California wine trip a reminder of China links
It’s been five months since I’ve been back to California. A long stretch for a place I called home for the past 25 years until recently. I’m here to attend the weeklong Master of Wine residential seminar in San Francisco. It’s always nice to catch up with old friends in the program — even more so when new students are coming from China’s mainland these days. An exciting trend.
This time though, I’m most looking forward to my road trip to and from Los Angeles. The route along Highway 1 hugs the Pacific Coast and will allow me to revisit some of my favorite producers. But first, I needed to make a stop further north in Napa Valley.

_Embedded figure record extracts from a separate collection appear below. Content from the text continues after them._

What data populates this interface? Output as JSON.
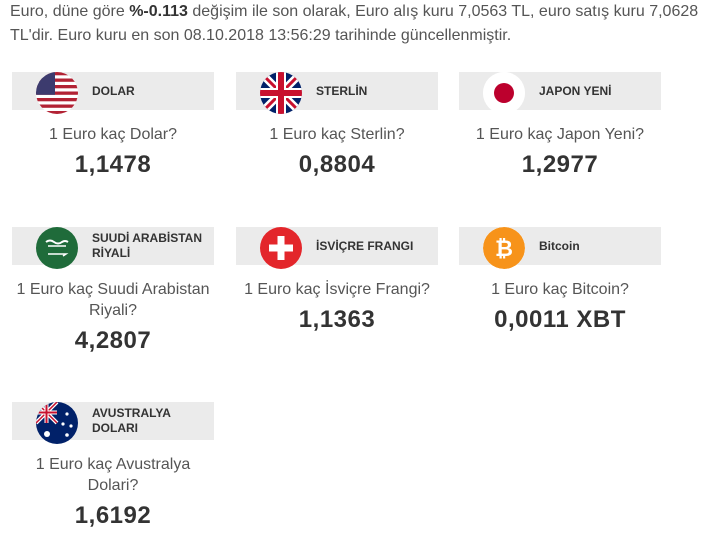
{
  "intro": {
    "text_a": "Euro, düne göre ",
    "change": "%-0.113",
    "text_b": " değişim ile son olarak, Euro alış kuru 7,0563 TL, euro satış kuru 7,0628",
    "line2": "TL'dir. Euro kuru en son 08.10.2018 13:56:29 tarihinde güncellenmiştir."
  },
  "cards": [
    {
      "label": "DOLAR",
      "question": "1 Euro kaç Dolar?",
      "value": "1,1478",
      "icon": "us-flag-icon"
    },
    {
      "label": "STERLİN",
      "question": "1 Euro kaç Sterlin?",
      "value": "0,8804",
      "icon": "uk-flag-icon"
    },
    {
      "label": "JAPON YENİ",
      "question": "1 Euro kaç Japon Yeni?",
      "value": "1,2977",
      "icon": "japan-flag-icon"
    },
    {
      "label": "SUUDİ ARABİSTAN RİYALİ",
      "question": "1 Euro kaç Suudi Arabistan Riyali?",
      "value": "4,2807",
      "icon": "saudi-flag-icon"
    },
    {
      "label": "İSVİÇRE FRANGI",
      "question": "1 Euro kaç İsviçre Frangi?",
      "value": "1,1363",
      "icon": "swiss-flag-icon"
    },
    {
      "label": "Bitcoin",
      "question": "1 Euro kaç Bitcoin?",
      "value": "0,0011 XBT",
      "icon": "bitcoin-icon"
    },
    {
      "label": "AVUSTRALYA DOLARI",
      "question": "1 Euro kaç Avustralya Dolari?",
      "value": "1,6192",
      "icon": "australia-flag-icon"
    }
  ],
  "colors": {
    "header_bg": "#ebebeb",
    "bitcoin": "#f7931a",
    "swiss_red": "#e3262b",
    "saudi_green": "#1f6b3a"
  }
}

My first visit brought me to Philip Togni up in the hills of Spring Mountain. It’s an often-overlooked producer but well regarded by locals. This certainly isn’t helped by its discreet signage. In fact, I was hopelessly lost, and very late, trying to make my first tasting appointment many years ago.

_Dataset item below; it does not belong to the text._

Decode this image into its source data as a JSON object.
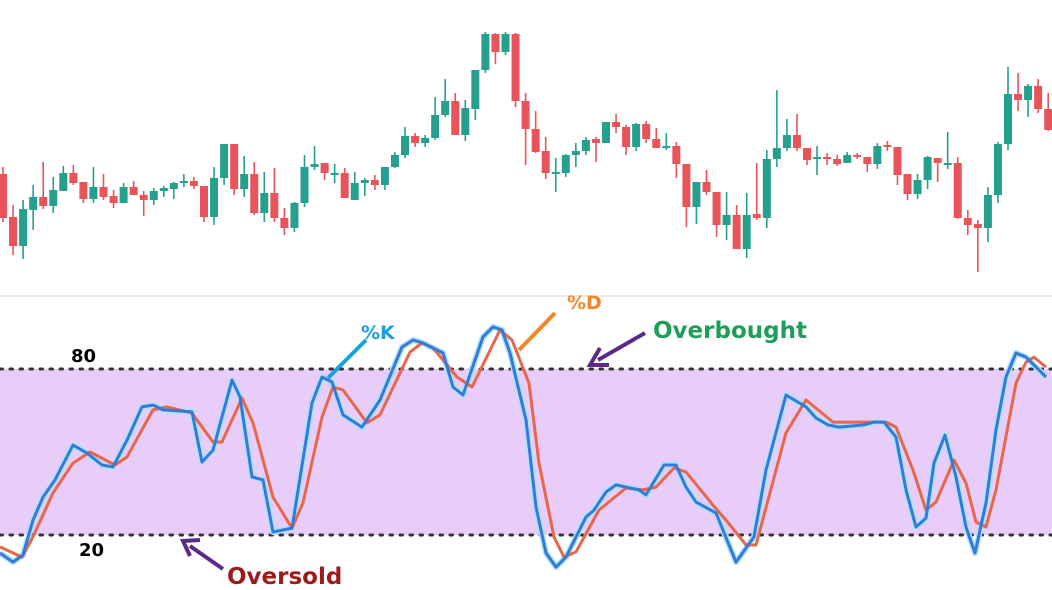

It was getting late in the afternoon and the road was icy. So it was quite the relief when I was warmly greeted by Philip ushering me into the winery. Tasting his Cabernet Sauvignon from the barrel, I remarked how easily it could be mistaken for an elegant Margaux. Hearing those words, Philip’s eyes instantly lit up, not only because it was high praise, I suspect, but it gave him the opportunity to recount his time making wine at Château Lascombes. The comparison wasn’t much of a stretch after all.
My next stop took me to Buena Vista in neighboring Sonoma. After driving past giant redwoods on the meandering dirt path, I arrived at California’s oldest winery. The wines were passable; mostly though I wanted to marvel at the original stone cellars built by Chinese laborers starting in the 1850s. It’s a forgotten chapter in the story of California’s wine industry. Those fresh immigrants from southern China were the backbone of the labor force: pruning vines, bottling wines and everything in between. It’s been said viticulture in those early days would have been set back several decades without them.

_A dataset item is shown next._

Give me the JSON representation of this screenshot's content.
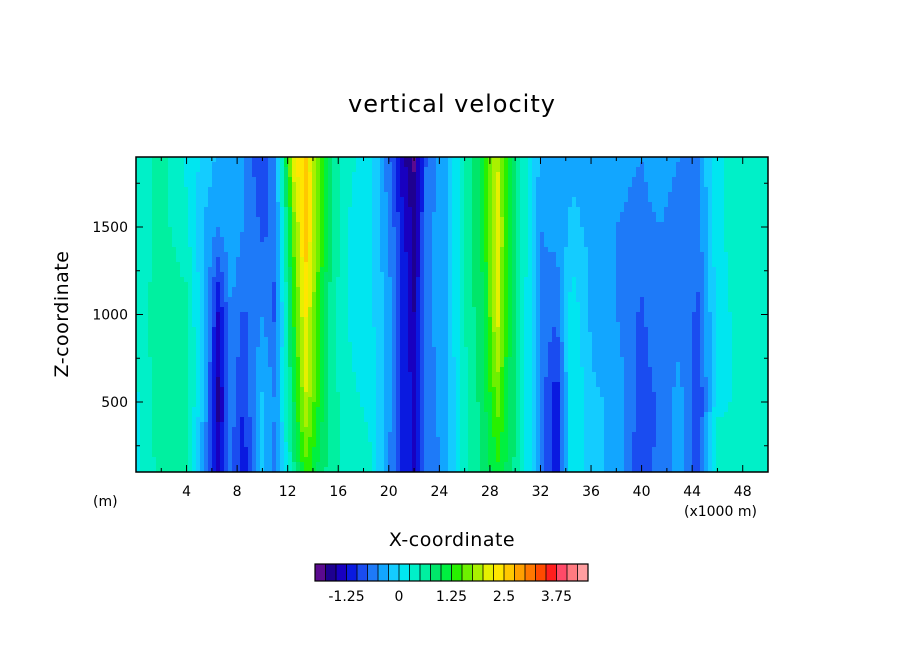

A century and a half later, Chinese interest in California’s wine industry has taken on a decidedly higher profile. The most well-known has to be Yao Ming’s project in Napa Valley. Yao Family Wines capitalizes on the fame of the former NBA basketball star, but early efforts show the flagship wine can stand on its own in the ultra-premium category.
Competing for the spotlight is the sale of Sloan Estate to a Hong Kong-based conglomerate. That transaction raised more than a few eyebrows in the industry. They represent the larger trend of Chinese investment in Napa and across the state. Those investors are convinced there is an untapped market for the fruit-driven, robust wines of California on the mainland. It’s a vision that’s easy to buy into.
With these thoughts in mind, I left Buena Vista behind — finally driving south along Highway 1. Stopping at a grocery store in Santa Cruz, I noticed all the countless bottles of sweet Moscato and Stella Rosa. I wondered how long it would take the Chinese consumer to discover these liquid candy so popular with American drinkers. With every can of syrupy Wang Lao Ji I see at hotpot restaurants, it seems only a matter of time.
On the last leg of my trip, I arrived in the Santa Barbara wine country. It’s a magical place where the cooling coastal breeze allows Pinot Noir and Chardonnay to slowly ripen so far south. I often detect a signature Oolong tea note in the local Pinots, especially those from the cooler Santa Rita Hills sub-region. Actually, I cut my teeth those early years in my wine studies hanging around local winemakers there. It’s the closet premium wine region to Los Angeles and easily accessible on a weekend.
As I drove past Foley Estate, memories of my first-ever wine tasting awkwardly came back to me. We were inquisitive college students, my then girlfriend and I. We stumbled upon Foley purely by accident. Philistines that we were, neither of us had any knowledge of wine protocol or tasting etiquette. We desperately tried to fit in with the older couple next to us discussing the merits of malolatic fermentation. Sensing our discomfort, the host graciously walked us through each wine with what to her must have been baby talk.
In the end, we left the tasting room with a rosé of Pinot Noir in hand. We were intrigued; it smelled of sweet fruit on the nose, yet finished on the palate dry. It was a pleasant, balmy afternoon that day and we shared the bottle on the vineyard grounds waiting patiently for the sun to set.
I only had two days to run errands and meet with friends in Los Angeles before heading back to San Francisco. The drive back was much faster along Interstate 5. Yet somehow I managed to almost miss my flight. The next morning back in Hong Kong, jetlagged, I wondered if next year I would be better off attending the MW seminar in New Zealand. But before then, there will be many more bottles of wine to be shared with new friends in my new home. And many more columns to write.